Uncertainty

by Marie Léger-St-Jean

Despite visual representations that clearly show overlapping results, some people do still manage to ignore statistical equality:

Extrait d'un tweet de Vincent Marissal (Québec solidaire) citant une projection électorale le mettant en égalité statistique à la première place dans Rosemont
Vincent Marissal, Quebec Solidaire candidate in the Rosemont riding, sharing the good news that he’s in first place…
Source: Vincent Marissal, Facebook.

The Qc125 and Too Close To Call models are made up of a set of rules to translate the overall data into riding-level data. However, models are also made up simulations.

Instead of simply inputting polling numbers into a spreadsheet, Bryan and Philippe get a computer to randomly generate distributions that fit the polls’ margins of error. That’s how they get their confidence intervals and each party’s odds of winning.
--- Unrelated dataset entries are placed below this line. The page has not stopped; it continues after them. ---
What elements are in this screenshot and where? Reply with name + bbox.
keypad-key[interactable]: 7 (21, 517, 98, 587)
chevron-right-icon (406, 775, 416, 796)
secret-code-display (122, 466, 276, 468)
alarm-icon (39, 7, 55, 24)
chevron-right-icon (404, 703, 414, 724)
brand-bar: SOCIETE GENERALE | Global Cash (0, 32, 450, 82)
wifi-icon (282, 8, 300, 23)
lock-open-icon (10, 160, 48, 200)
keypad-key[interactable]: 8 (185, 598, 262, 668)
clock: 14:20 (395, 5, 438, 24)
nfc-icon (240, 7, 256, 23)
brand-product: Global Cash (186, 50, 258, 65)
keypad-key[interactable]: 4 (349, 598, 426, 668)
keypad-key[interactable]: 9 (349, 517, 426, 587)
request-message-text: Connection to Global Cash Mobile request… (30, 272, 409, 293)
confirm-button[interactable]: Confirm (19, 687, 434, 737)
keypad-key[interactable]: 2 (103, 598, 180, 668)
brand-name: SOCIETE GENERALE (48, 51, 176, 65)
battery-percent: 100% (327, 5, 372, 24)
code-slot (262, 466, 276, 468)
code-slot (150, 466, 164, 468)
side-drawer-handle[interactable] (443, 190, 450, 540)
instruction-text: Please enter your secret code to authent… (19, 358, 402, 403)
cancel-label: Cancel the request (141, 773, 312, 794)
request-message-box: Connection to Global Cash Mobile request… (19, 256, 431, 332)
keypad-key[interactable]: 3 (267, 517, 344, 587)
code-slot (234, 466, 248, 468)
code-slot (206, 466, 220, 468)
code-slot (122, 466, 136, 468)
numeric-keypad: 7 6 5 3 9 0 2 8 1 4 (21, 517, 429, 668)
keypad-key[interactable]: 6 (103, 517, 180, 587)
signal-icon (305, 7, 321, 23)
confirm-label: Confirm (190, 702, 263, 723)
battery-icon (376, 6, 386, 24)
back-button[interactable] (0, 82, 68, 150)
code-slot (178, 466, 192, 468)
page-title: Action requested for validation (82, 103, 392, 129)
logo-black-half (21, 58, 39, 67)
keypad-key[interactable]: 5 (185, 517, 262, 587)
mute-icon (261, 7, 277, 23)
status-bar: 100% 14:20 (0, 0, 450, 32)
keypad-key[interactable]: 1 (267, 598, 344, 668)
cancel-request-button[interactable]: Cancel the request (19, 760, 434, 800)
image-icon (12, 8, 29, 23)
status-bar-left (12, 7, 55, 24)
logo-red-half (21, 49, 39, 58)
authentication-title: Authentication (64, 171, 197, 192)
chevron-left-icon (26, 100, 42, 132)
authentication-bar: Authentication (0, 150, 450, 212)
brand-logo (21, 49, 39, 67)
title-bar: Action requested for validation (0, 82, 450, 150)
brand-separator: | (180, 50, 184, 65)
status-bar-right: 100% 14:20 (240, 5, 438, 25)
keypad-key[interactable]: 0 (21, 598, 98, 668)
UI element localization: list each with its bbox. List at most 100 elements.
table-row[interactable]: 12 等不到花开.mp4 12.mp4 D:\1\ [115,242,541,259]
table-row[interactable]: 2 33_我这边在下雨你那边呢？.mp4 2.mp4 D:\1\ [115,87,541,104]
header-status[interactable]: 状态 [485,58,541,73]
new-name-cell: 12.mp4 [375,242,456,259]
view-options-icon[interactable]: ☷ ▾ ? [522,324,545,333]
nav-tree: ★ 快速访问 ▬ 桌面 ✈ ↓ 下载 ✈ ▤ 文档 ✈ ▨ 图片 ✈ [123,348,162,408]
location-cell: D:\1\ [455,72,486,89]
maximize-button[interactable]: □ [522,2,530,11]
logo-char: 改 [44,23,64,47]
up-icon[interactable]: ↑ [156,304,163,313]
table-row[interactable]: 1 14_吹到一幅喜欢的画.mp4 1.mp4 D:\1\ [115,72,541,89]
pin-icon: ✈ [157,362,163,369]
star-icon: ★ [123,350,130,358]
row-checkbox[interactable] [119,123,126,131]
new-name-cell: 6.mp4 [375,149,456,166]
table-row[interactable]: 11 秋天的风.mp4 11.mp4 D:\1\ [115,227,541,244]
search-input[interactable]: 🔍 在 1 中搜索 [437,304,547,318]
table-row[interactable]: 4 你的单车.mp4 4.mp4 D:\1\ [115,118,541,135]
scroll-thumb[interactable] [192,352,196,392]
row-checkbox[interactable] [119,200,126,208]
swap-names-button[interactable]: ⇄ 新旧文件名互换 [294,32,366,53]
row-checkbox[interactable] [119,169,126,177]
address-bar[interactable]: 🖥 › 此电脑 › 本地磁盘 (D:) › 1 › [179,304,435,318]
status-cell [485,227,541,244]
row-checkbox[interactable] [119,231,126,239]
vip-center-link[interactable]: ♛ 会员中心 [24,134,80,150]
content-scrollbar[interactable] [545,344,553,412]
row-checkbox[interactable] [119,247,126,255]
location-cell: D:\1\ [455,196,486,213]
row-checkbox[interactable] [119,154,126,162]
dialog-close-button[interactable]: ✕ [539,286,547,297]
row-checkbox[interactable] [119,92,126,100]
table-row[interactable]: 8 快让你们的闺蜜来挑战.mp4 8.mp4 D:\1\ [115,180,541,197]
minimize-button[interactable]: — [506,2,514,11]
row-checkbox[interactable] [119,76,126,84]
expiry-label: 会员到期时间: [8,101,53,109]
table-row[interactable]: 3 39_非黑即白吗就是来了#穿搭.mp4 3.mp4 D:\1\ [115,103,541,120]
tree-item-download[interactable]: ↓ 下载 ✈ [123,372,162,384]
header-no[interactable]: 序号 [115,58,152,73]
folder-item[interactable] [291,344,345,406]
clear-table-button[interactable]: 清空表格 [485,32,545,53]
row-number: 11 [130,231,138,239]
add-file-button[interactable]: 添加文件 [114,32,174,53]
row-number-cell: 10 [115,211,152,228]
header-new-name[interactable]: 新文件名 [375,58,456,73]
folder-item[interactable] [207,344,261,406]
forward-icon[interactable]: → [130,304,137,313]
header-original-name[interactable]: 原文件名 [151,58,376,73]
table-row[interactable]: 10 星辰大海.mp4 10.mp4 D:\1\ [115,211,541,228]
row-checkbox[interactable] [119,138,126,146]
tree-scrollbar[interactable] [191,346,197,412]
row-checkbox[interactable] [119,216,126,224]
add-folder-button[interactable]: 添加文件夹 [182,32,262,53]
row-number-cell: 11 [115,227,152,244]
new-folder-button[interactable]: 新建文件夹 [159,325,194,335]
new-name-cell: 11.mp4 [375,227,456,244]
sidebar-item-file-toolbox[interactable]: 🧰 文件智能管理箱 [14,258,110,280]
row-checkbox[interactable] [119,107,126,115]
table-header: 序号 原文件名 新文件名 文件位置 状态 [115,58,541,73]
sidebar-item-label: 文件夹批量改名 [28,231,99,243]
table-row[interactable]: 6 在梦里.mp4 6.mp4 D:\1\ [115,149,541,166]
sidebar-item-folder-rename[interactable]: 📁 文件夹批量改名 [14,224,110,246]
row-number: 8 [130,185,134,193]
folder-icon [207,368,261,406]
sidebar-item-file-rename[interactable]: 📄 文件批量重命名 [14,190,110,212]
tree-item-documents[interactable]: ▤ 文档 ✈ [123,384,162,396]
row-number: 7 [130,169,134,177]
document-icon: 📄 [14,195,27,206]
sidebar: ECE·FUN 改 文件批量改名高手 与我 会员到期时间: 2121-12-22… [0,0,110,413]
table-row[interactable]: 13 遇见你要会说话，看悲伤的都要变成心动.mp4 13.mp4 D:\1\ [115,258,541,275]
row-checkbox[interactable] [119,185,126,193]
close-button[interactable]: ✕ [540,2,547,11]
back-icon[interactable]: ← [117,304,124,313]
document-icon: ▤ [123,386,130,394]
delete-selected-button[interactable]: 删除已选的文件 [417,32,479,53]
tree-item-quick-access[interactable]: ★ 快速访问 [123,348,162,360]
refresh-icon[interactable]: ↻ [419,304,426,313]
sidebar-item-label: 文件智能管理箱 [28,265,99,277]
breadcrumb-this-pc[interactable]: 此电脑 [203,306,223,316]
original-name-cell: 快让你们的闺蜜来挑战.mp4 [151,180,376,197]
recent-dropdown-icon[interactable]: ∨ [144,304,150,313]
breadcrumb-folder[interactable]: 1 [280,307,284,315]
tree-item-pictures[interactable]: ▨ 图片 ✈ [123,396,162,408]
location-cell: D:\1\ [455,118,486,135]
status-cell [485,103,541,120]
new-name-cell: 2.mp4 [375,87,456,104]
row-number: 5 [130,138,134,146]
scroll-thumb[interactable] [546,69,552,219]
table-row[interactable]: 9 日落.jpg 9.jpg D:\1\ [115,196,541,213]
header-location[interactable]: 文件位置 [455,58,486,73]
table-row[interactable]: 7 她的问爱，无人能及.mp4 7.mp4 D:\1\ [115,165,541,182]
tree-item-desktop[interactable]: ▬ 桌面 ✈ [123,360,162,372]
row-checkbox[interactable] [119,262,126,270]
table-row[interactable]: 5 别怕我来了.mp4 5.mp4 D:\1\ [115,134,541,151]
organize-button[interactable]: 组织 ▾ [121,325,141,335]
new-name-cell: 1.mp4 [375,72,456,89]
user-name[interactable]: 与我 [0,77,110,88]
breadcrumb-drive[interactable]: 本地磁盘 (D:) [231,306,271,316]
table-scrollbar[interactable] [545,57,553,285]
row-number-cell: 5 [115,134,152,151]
Undecided and discrete voters

So that was statistical uncertainty. What about human uncertainty? Undecided voters who just aren’t thinking about the election or who despair when they look at what their options are? Models don’t emphasize these because they’re more concerned with the issue that has been nagging at pollsters since the very beginning: how to allocate undecided voters.

The allocation of undecided voters is meant to predict the outcome of an election. Indeed, you can’t cast your vote for “I dunno”. On Election Day, the people who’ve responded this way to pollsters will cast their votes for one party or the other, will go to the polls to rescind their votes or will just stay home.

By allocating undecided voters to specific parties, pollsters and projection models are trying to figure out in which category undecided respondents will fall into to predict as accurately as possible the outcome of the election.